District 7 State Sen. Wendy Rogers spoke to the Payson Tea Party last week to offer a staunch defense for her vote in favor of the state budget – and to repeat claims of election fraud courts have repeatedly rejected.
She also highlighted the endorsement of Republican presumptive presidential nominee Donald Trump. She read from a statement from Trump saying “Wendy Rogers is an incredible champion for Arizona Legislative District seven. She fought hard to advance election integrity…support the military and our always-under-siege Second Amendment. She has my complete and total endorsement.”
She’s facing opposition from Rep. David Cook in the Republican primary for the sprawling district that stretches from Flagstaff, to the White Mountain, across Rim Country and down into Pinal County.
Rogers, a retired Air Force Lt. Colonel and pilot, has maintained a national profile on social media, raising record amounts of money for a state legislative district. She has also been censured by the Senate for remarks that were considered violent and inflammatory and threatening to other lawmakers. She has remained in the forefront of people denying the 2020 presidential election in Arizona was marked by widespread voter fraud – even though repeated court cases have found no evidence of miscast or fraudulent ballots sufficient to change the outcome of the election.

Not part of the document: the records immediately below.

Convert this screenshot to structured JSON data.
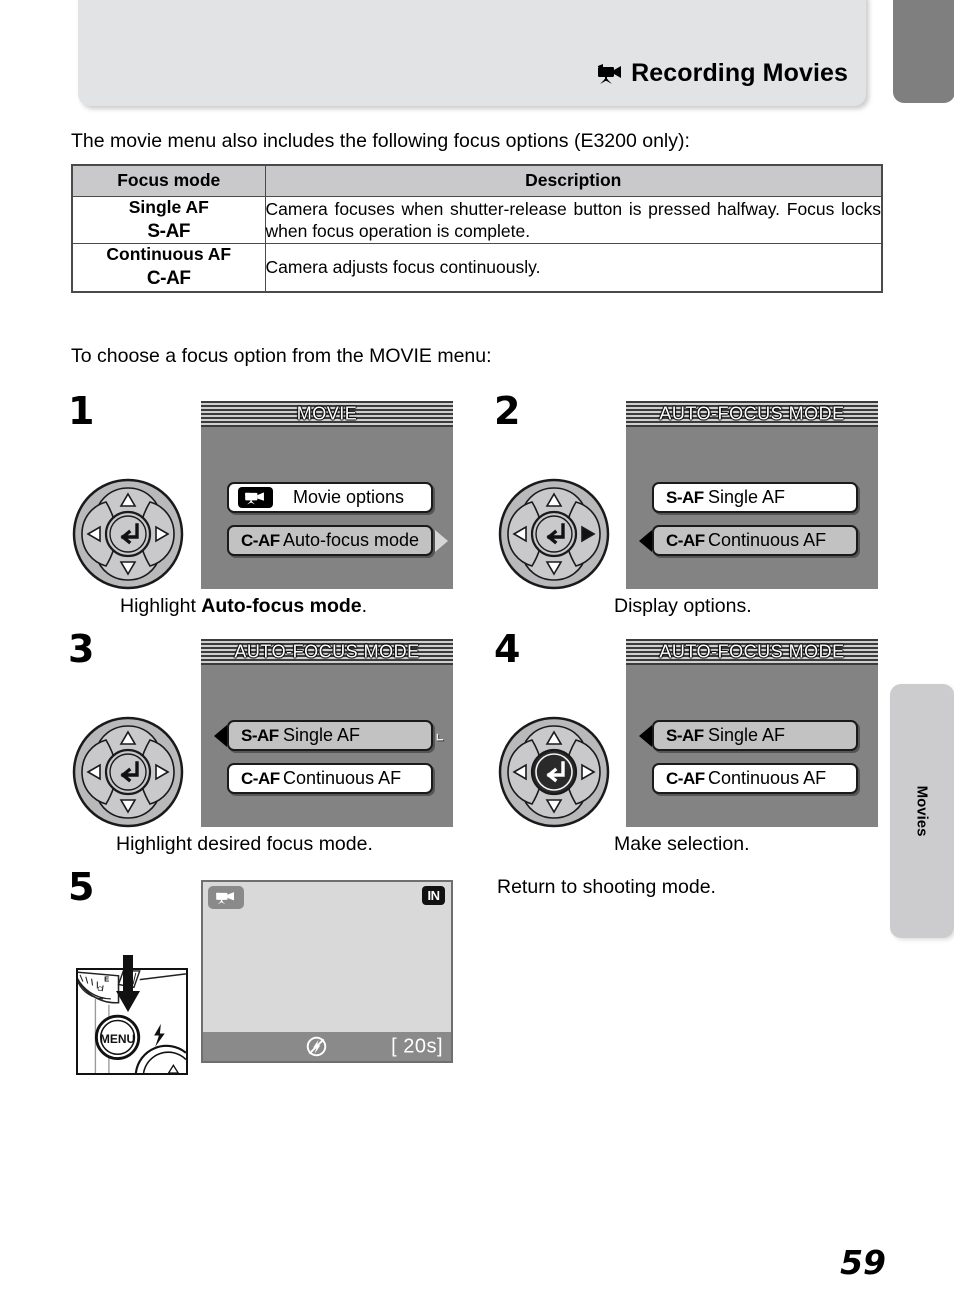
{
  "header": {
    "title": "Recording Movies",
    "icon": "movie-camera-icon"
  },
  "side_tab": {
    "label": "Movies"
  },
  "intro_text": "The movie menu also includes the following focus options (E3200 only):",
  "choose_text": "To choose a focus option from the MOVIE menu:",
  "table": {
    "headers": [
      "Focus mode",
      "Description"
    ],
    "rows": [
      {
        "mode": "Single AF",
        "code": "S-AF",
        "description": "Camera focuses when shutter-release button is pressed halfway. Focus locks when focus operation is complete."
      },
      {
        "mode": "Continuous AF",
        "code": "C-AF",
        "description": "Camera adjusts focus continuously."
      }
    ]
  },
  "steps": [
    {
      "number": "1",
      "screen_title": "MOVIE",
      "rows": [
        {
          "badge": "",
          "label": "Movie options",
          "icon": "movie-options-icon",
          "selected": false
        },
        {
          "badge": "C-AF",
          "label": "Auto-focus mode",
          "icon": "",
          "selected": true
        }
      ],
      "caption_prefix": "Highlight ",
      "caption_bold": "Auto-focus mode",
      "caption_suffix": "."
    },
    {
      "number": "2",
      "screen_title": "AUTO-FOCUS MODE",
      "rows": [
        {
          "badge": "S-AF",
          "label": "Single AF",
          "icon": "",
          "selected": false
        },
        {
          "badge": "C-AF",
          "label": "Continuous AF",
          "icon": "",
          "selected": true
        }
      ],
      "caption_prefix": "Display options.",
      "caption_bold": "",
      "caption_suffix": ""
    },
    {
      "number": "3",
      "screen_title": "AUTO-FOCUS MODE",
      "rows": [
        {
          "badge": "S-AF",
          "label": "Single AF",
          "icon": "",
          "selected": true
        },
        {
          "badge": "C-AF",
          "label": "Continuous AF",
          "icon": "",
          "selected": false
        }
      ],
      "caption_prefix": "Highlight desired focus mode.",
      "caption_bold": "",
      "caption_suffix": ""
    },
    {
      "number": "4",
      "screen_title": "AUTO-FOCUS MODE",
      "rows": [
        {
          "badge": "S-AF",
          "label": "Single AF",
          "icon": "",
          "selected": true
        },
        {
          "badge": "C-AF",
          "label": "Continuous AF",
          "icon": "",
          "selected": false
        }
      ],
      "caption_prefix": "Make selection.",
      "caption_bold": "",
      "caption_suffix": ""
    },
    {
      "number": "5",
      "caption_prefix": "Return to shooting mode.",
      "button_label": "MENU",
      "live_view": {
        "mode_icon": "movie-mode-icon",
        "memory_badge": "IN",
        "flash_icon": "flash-off-icon",
        "time_remaining": "[  20s]"
      }
    }
  ],
  "page_number": "59",
  "colors": {
    "header_band": "#e2e3e5",
    "tab_top": "#7f7f7f",
    "tab_side": "#ccccce",
    "lcd_background": "#838383",
    "lcd_row_selected": "#c2c2c2",
    "table_header": "#c9c9cb"
  }
}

Rogers told the enthusiastic crowd that she also visited Gila County to mark the opening of the Tonto Creek Bridge, funded mostly with federal money.

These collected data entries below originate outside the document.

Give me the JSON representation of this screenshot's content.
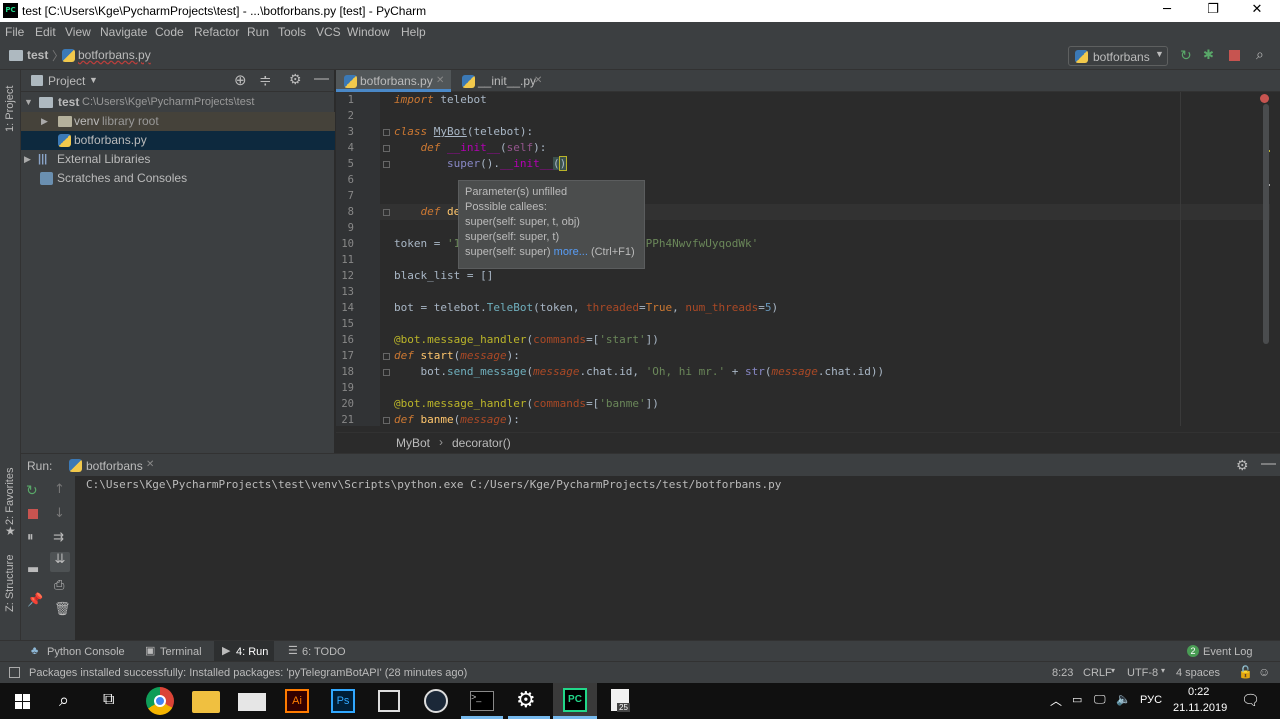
{
  "window": {
    "title": "test [C:\\Users\\Kge\\PycharmProjects\\test] - ...\\botforbans.py [test] - PyCharm",
    "logo_text": "PC"
  },
  "menu": [
    "File",
    "Edit",
    "View",
    "Navigate",
    "Code",
    "Refactor",
    "Run",
    "Tools",
    "VCS",
    "Window",
    "Help"
  ],
  "nav": {
    "project": "test",
    "file": "botforbans.py",
    "run_config": "botforbans"
  },
  "project_panel": {
    "title": "Project",
    "side_tab": "1: Project",
    "tree": {
      "root_name": "test",
      "root_path": "C:\\Users\\Kge\\PycharmProjects\\test",
      "venv_name": "venv",
      "venv_note": "library root",
      "file": "botforbans.py",
      "external": "External Libraries",
      "scratches": "Scratches and Consoles"
    }
  },
  "editor": {
    "tabs": [
      "botforbans.py",
      "__init__.py"
    ],
    "line_numbers": [
      "1",
      "2",
      "3",
      "4",
      "5",
      "6",
      "7",
      "8",
      "9",
      "10",
      "11",
      "12",
      "13",
      "14",
      "15",
      "16",
      "17",
      "18",
      "19",
      "20",
      "21"
    ],
    "breadcrumb": [
      "MyBot",
      "decorator()"
    ]
  },
  "tooltip": {
    "line1": "Parameter(s) unfilled",
    "line2": "Possible callees:",
    "line3": "super(self: super, t, obj)",
    "line4": "super(self: super, t)",
    "line5a": "super(self: super)",
    "line5b": "more...",
    "line5c": "(Ctrl+F1)"
  },
  "run": {
    "label": "Run:",
    "tab": "botforbans",
    "command": "C:\\Users\\Kge\\PycharmProjects\\test\\venv\\Scripts\\python.exe C:/Users/Kge/PycharmProjects/test/botforbans.py",
    "side_tabs": [
      "2: Favorites",
      "Z: Structure"
    ]
  },
  "bottom_tabs": [
    "Python Console",
    "Terminal",
    "4: Run",
    "6: TODO"
  ],
  "event_log": {
    "count": "2",
    "label": "Event Log"
  },
  "status": {
    "message": "Packages installed successfully: Installed packages: 'pyTelegramBotAPI' (28 minutes ago)",
    "position": "8:23",
    "line_sep": "CRLF",
    "encoding": "UTF-8",
    "indent": "4 spaces"
  },
  "taskbar": {
    "lang": "РУС",
    "time": "0:22",
    "date": "21.11.2019",
    "badge": "25"
  }
}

She said she confronted an unnamed Gila County Supervisor with questions about what the county planned to do with some $500,000 she said they had in left-over money from the $25-million bridge project, which was mostly federally funded.
“Your county supervisors may not want you to know this. I went up to one of the three supervisors and I said, ‘you have half a million to spend.’ They said ‘yeah, and you can spend it however you want.’ I said, ‘I’m on the radio every other week and the biggest question I get is about roads and about potholes. In my humble opinion, dedicate some money to that. He said, ‘I’m not working right now.’ So I’ll put it out to you – you need to bear down. Ask how that money is going to be used. You need to tell them how you want that used. That’s your money.”

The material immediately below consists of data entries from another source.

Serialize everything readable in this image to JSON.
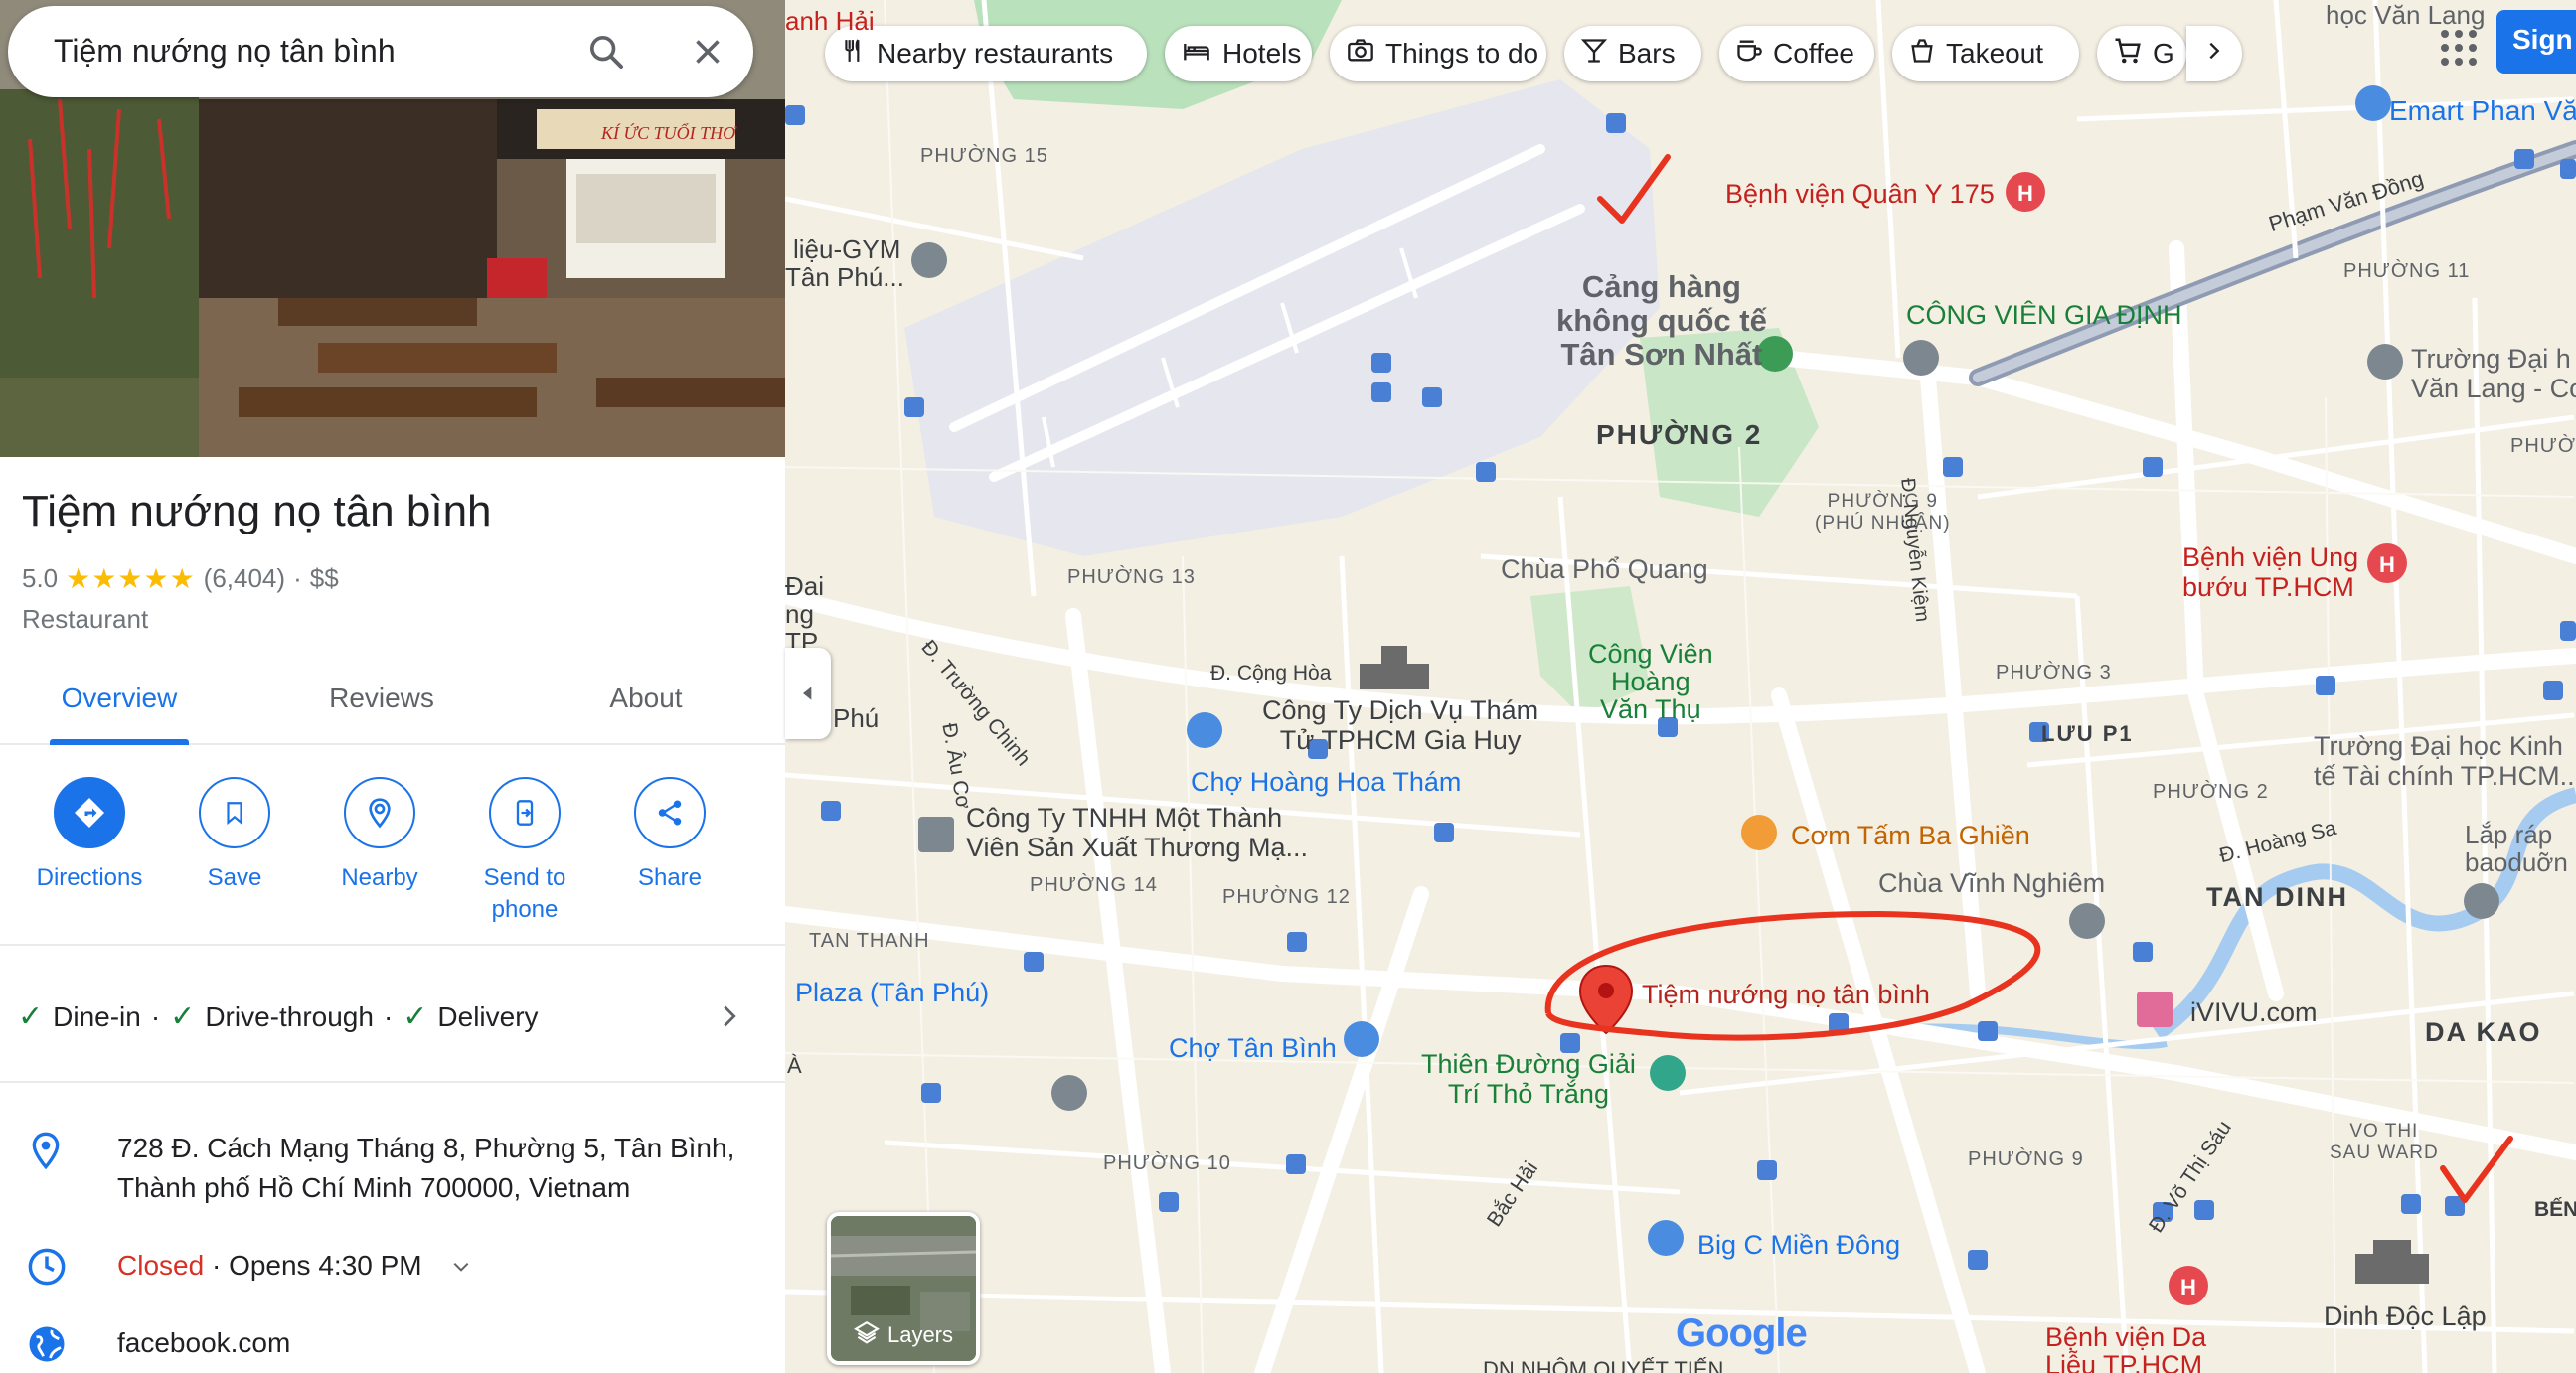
{
  "search": {
    "value": "Tiệm nướng nọ tân bình",
    "search_icon": "search-icon",
    "clear_icon": "close-icon"
  },
  "hero": {
    "sign_text": "KÍ ỨC TUỔI THƠ"
  },
  "place": {
    "name": "Tiệm nướng nọ tân bình",
    "rating": "5.0",
    "stars": "★★★★★",
    "review_count": "(6,404)",
    "separator": "·",
    "price": "$$",
    "category": "Restaurant"
  },
  "tabs": [
    {
      "label": "Overview",
      "active": true
    },
    {
      "label": "Reviews",
      "active": false
    },
    {
      "label": "About",
      "active": false
    }
  ],
  "actions": [
    {
      "label": "Directions",
      "icon": "directions-icon"
    },
    {
      "label": "Save",
      "icon": "bookmark-icon"
    },
    {
      "label": "Nearby",
      "icon": "nearby-icon"
    },
    {
      "label": "Send to phone",
      "icon": "send-to-phone-icon"
    },
    {
      "label": "Share",
      "icon": "share-icon"
    }
  ],
  "services": {
    "items": [
      "Dine-in",
      "Drive-through",
      "Delivery"
    ],
    "separator": "·"
  },
  "info": {
    "address_line1": "728 Đ. Cách Mạng Tháng 8, Phường 5, Tân Bình,",
    "address_line2": "Thành phố Hồ Chí Minh 700000, Vietnam",
    "hours_status": "Closed",
    "hours_separator": "·",
    "hours_next": "Opens 4:30 PM",
    "website": "facebook.com"
  },
  "chips": [
    {
      "label": "Nearby restaurants",
      "icon": "fork-knife-icon"
    },
    {
      "label": "Hotels",
      "icon": "bed-icon"
    },
    {
      "label": "Things to do",
      "icon": "camera-icon"
    },
    {
      "label": "Bars",
      "icon": "cocktail-icon"
    },
    {
      "label": "Coffee",
      "icon": "coffee-icon"
    },
    {
      "label": "Takeout",
      "icon": "takeout-icon"
    },
    {
      "label": "G",
      "icon": "cart-icon"
    }
  ],
  "map": {
    "labels": {
      "top_left_1": "anh Hải",
      "top_right_school": "học Văn Lang",
      "emart": "Emart Phan Vă",
      "phuong15": "PHƯỜNG 15",
      "hospital175": "Bệnh viện Quân Y 175",
      "pham_van_dong": "Phạm Văn Đồng",
      "phuong11": "PHƯỜNG 11",
      "gym": "liệu-GYM",
      "tan_phu_top": "Tân Phú...",
      "airport1": "Cảng hàng",
      "airport2": "không quốc tế",
      "airport3": "Tân Sơn Nhất",
      "cong_vien_gia_dinh": "CÔNG VIÊN GIA ĐỊNH",
      "van_lang1": "Trường Đại h",
      "van_lang2": "Văn Lang - Cơ",
      "phuong2_big": "PHƯỜNG 2",
      "phuong9_pn1": "PHƯỜNG 9",
      "phuong9_pn2": "(PHÚ NHUẬN)",
      "nguyen_kiem": "Đ. Nguyễn Kiệm",
      "phuong_right": "PHƯỜNG",
      "phuong13": "PHƯỜNG 13",
      "chua_pho_quang": "Chùa Phổ Quang",
      "ung_buou1": "Bệnh viện Ung",
      "ung_buou2": "bướu TP.HCM",
      "dai": "Đai",
      "ng": "ng",
      "tp": "TP",
      "truong_chinh": "Đ. Trường Chinh",
      "cong_hoa": "Đ. Cộng Hòa",
      "gia_huy1": "Công Ty Dịch Vụ Thám",
      "gia_huy2": "Tử TPHCM Gia Huy",
      "cv_hvt1": "Công Viên",
      "cv_hvt2": "Hoàng",
      "cv_hvt3": "Văn Thụ",
      "phuong3": "PHƯỜNG 3",
      "luu_p1": "LƯU P1",
      "phu": "Phú",
      "au_co": "Đ. Âu Cơ",
      "cho_hoang_hoa_tham": "Chợ Hoàng Hoa Thám",
      "kinh_te1": "Trường Đại học Kinh",
      "kinh_te2": "tế Tài chính TP.HCM...",
      "tnhh1": "Công Ty TNHH Một Thành",
      "tnhh2": "Viên Sản Xuất Thương Mạ...",
      "com_tam": "Cơm Tấm Ba Ghiền",
      "phuong2_right": "PHƯỜNG 2",
      "hoang_sa": "Đ. Hoàng Sa",
      "lap_rap1": "Lắp ráp",
      "lap_rap2": "baoduỡn",
      "phuong14": "PHƯỜNG 14",
      "phuong12": "PHƯỜNG 12",
      "chua_vinh_nghiem": "Chùa Vĩnh Nghiêm",
      "tan_dinh": "TAN DINH",
      "tan_thanh": "TAN THANH",
      "plaza": "Plaza (Tân Phú)",
      "selected_place": "Tiệm nướng nọ tân bình",
      "ivivu": "iVIVU.com",
      "da_kao": "DA KAO",
      "a": "À",
      "cho_tan_binh": "Chợ Tân Bình",
      "thien_duong1": "Thiên Đường Giải",
      "thien_duong2": "Trí Thỏ Trắng",
      "vo_thi_sau_ward1": "VO THI",
      "vo_thi_sau_ward2": "SAU WARD",
      "phuong10": "PHƯỜNG 10",
      "phuong9": "PHƯỜNG 9",
      "vo_thi_sau": "Đ. Võ Thị Sáu",
      "bac_hai": "Bắc Hải",
      "ben": "BẾN",
      "big_c": "Big C Miền Đông",
      "dinh_doc_lap": "Dinh Độc Lập",
      "benh_vien_da1": "Bệnh viện Da",
      "benh_vien_da2": "Liễu TP.HCM",
      "dn_nhom": "DN NHÔM QUYẾT TIẾN"
    },
    "layers_label": "Layers",
    "signin_label": "Sign",
    "google_logo": "Google",
    "colors": {
      "accent": "#1a73e8",
      "annotation": "#e8331f",
      "pin": "#ea4335"
    }
  }
}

Rogers said she voted for the budget compromise between Republican legislative leaders and Democratic Gov. Katie Hobbs because it was really a “Republican budget.”
Republican lawmakers rejected Hobb’s effort to put limits on the exploding cost of the private school vouchers and ruled out any proposal to roll back income tax cuts approved under the previous governor, which essentially imposed a flat-rate, 2.5% income tax.
Those two elements combined with the approval of a flood of infrastructure projects in individual legislative districts turned last year’s $2.5 billion surplus into a projected two-year, $1.8 billion deficit.